There were 2,411 households, out of which 41.6% had children under the age of 18 living with them, 66.6% were married couples living together, 11.5% had a female householder with no husband present, and 16.5% were non-families. 13.1% of all households were made up of individuals, and 3.2% had someone living alone who was 65 years of age or older. The average household size was 2.92 and the average family size was 3.16.

In the city, the population was spread out, with 28.7% under the age of 18, 8.6% from 18 to 24, 34.9% from 25 to 44, 22.3% from 45 to 64, and 5.5% who were 65 years of age or older. The median age was 32 years. For every 100 females, there were 100.2 males. For every 100 females age 18 and over, there were 98.1 males.
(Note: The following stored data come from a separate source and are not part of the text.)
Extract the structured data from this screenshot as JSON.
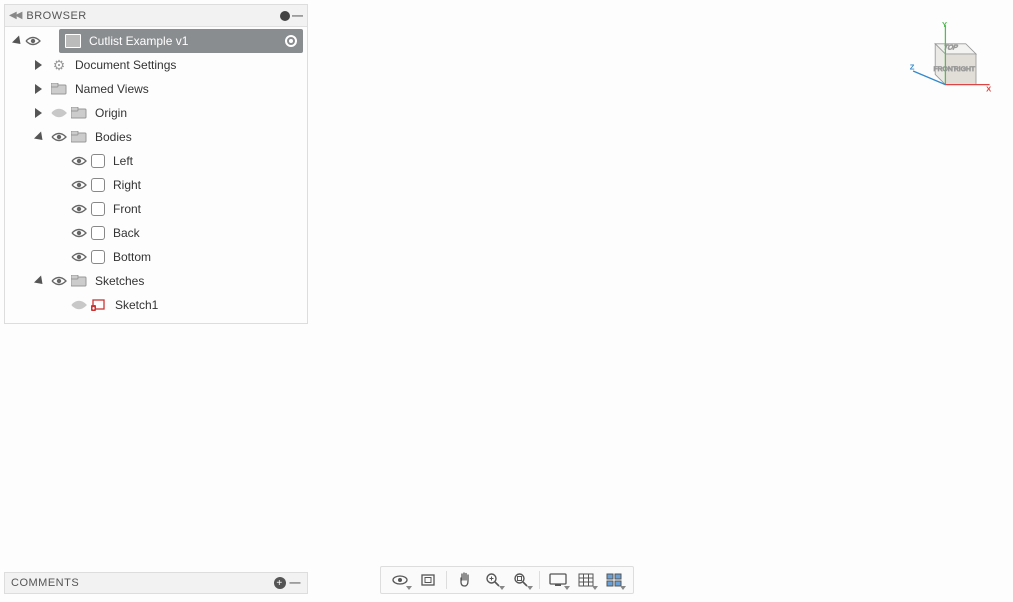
{
  "browser": {
    "header": "BROWSER",
    "root": "Cutlist Example v1",
    "items": {
      "docSettings": "Document Settings",
      "namedViews": "Named Views",
      "origin": "Origin",
      "bodies": "Bodies",
      "sketches": "Sketches",
      "sketch1": "Sketch1"
    },
    "bodies": [
      "Left",
      "Right",
      "Front",
      "Back",
      "Bottom"
    ]
  },
  "comments": {
    "header": "COMMENTS"
  },
  "viewcube": {
    "top": "TOP",
    "front": "FRONT",
    "right": "RIGHT",
    "axes": [
      "X",
      "Y",
      "Z"
    ]
  },
  "navbar": {
    "orbit": "Orbit",
    "lookat": "Look At",
    "pan": "Pan",
    "zoom": "Zoom",
    "fit": "Fit",
    "display": "Display Settings",
    "grid": "Grid",
    "viewports": "Viewports"
  }
}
The median income for a household in the city was $42,743, and the median income for a family was $45,594. Males had a median income of $33,962 versus $22,027 for females. The per capita income for the city was $15,832. About 5.3% of families and 7.1% of the population were below the poverty line, including 9.0% of those under age 18 and 9.3% of those age 65 or over.

Historical population
| Census | Pop. | Note | %± |
| 1980 | 5,196 |  | — |
| 1990 | 6,119 |  | 17.8% |
| 2000 | 7,870 |  | 28.6% |
| 2010 | 8,172 |  | 3.8% |
| 2020 | 8,622 |  | 5.5% |
| 2024 (est.) | 8,962 |  | 3.9% |
U.S. Decennial Census

==Education==
Hillview has a public library, a branch of the Bullitt County Public Library.